Schnelligkeit und Kandidatenorientierung
Die Studie gibt Hinweise darauf, dass der Public Sector derzeit vor allem Nachwuchs gewinnt, der dem traditionellen Bild des „Öffentlichen Diensts" entspricht. „In einigen Fällen dürfte das gut passen. In anderen müssen sich insbesondere Organisationen mit gestiegener Veränderungsgeschwindigkeit fragen, wie sie auch andere Bewerber von sich überzeugen können. Hier bietet zum Beispiel das Thema ‚Sinn‘ einen guten Ansatz", sagt Felicia Ullrich, Geschäftsführerin von u-form Testsysteme und Initiatorin der Studie. „Ein Mehr an Kandidatenorientierung und Schnelligkeit in den Prozessen würde die Chancen von Ausbildungsorganisationen im Öffentlichen Dienst erhöhen, gute Nachwuchskräfte für sich zu gewinnen", sagt R. Uwe Proll, Chefredakteur und Herausgeber des Behörden Spiegel.
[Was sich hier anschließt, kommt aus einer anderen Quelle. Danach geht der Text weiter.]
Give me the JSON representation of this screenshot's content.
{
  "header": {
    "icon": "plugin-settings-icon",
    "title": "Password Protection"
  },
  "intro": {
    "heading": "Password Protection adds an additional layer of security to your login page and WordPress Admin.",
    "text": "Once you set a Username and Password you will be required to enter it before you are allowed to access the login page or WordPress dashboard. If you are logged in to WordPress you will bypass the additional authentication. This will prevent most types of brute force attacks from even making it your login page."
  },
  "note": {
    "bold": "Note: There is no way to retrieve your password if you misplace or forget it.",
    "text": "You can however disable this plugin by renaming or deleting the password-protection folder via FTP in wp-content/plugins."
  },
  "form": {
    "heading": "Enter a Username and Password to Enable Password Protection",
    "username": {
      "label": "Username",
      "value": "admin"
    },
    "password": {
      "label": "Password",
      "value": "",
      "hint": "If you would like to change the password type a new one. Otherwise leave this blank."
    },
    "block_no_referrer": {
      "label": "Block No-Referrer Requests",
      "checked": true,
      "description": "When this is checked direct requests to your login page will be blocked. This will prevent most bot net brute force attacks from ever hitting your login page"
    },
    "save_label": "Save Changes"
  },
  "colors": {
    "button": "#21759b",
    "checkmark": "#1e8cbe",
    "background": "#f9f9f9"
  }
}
Über die Branchenedition „Public Sector"
Die Branchenedition „Public Sector" der Studie „Azubi-Recruiting Trends" wurde in diesem Jahr zum ersten Mal durchgeführt. Teilgenommen haben 950 Bewerber und Auszubildende sowie 527 Ausbildungsverantwortliche. Die gemeinsam u-form Testsysteme und Behörden Spiegel durchgeführte Studie stellt die größte doppelperspektivische Untersuchung zum Azubi-Recruiting in der öffentlichen Verwaltung dar. Die branchenübergreifende Studie „Azubi-Recruiting Trends" hat u-form Testsysteme in diesem Jahr zum achten Mal durchgeführt. Prof. Dr. Christoph Beck hat sowohl die branchenübergreifende Edition als auch die Public Sector-Ausgabe wissenschaftlich begleitet. Beck lehrt Betriebswirtschaftslehre mit Schwerpunkt Human Resources Management an der Hochschule Koblenz und ist Herausgeber des Standardwerks Ausbildungsmarketing 2.0. www.testsysteme.de/studie.